Once you’re away, he walks towards me along the platform, airing his generous smile. My insides tighten as we watch the train depart.
‘Freedom for the weekend. What shall we get up to?’ he exclaims, putting his arm around my shoulders. I stiffen at his touch. I feel it like a burn.
We walk down the steps from the platform and meander towards the station exit. His arm is still around my shoulders.
‘I’m working most of the weekend,’ I tell him, removing it gently.

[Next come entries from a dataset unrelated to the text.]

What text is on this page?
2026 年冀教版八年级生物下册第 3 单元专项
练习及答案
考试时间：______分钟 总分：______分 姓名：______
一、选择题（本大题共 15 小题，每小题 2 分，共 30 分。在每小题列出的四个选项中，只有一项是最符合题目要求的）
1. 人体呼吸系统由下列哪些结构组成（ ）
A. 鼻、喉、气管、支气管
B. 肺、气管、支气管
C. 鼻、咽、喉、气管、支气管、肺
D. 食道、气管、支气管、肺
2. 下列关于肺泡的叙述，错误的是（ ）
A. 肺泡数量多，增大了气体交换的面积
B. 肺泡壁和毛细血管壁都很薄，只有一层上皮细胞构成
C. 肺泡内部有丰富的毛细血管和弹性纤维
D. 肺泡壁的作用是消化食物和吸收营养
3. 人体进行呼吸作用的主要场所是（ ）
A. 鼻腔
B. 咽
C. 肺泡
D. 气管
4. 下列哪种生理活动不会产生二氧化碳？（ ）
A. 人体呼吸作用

‘Haven’t you even got time for a quick drink at the pub tonight? I could do with a bit of company.’ He pauses. ‘Zara so wants us to be friends. Just one drink?’
Zara’s tears haunt me, so against my better judgement I relent. ‘OK. One quick drink.’
We go to the Roebuck. He has a pint. I have a G&T. It tastes sharper than usual – abrasive against my tongue. We share a large packet of cheese and onion crisps, ripping the bag wide open and placing them on the table between us.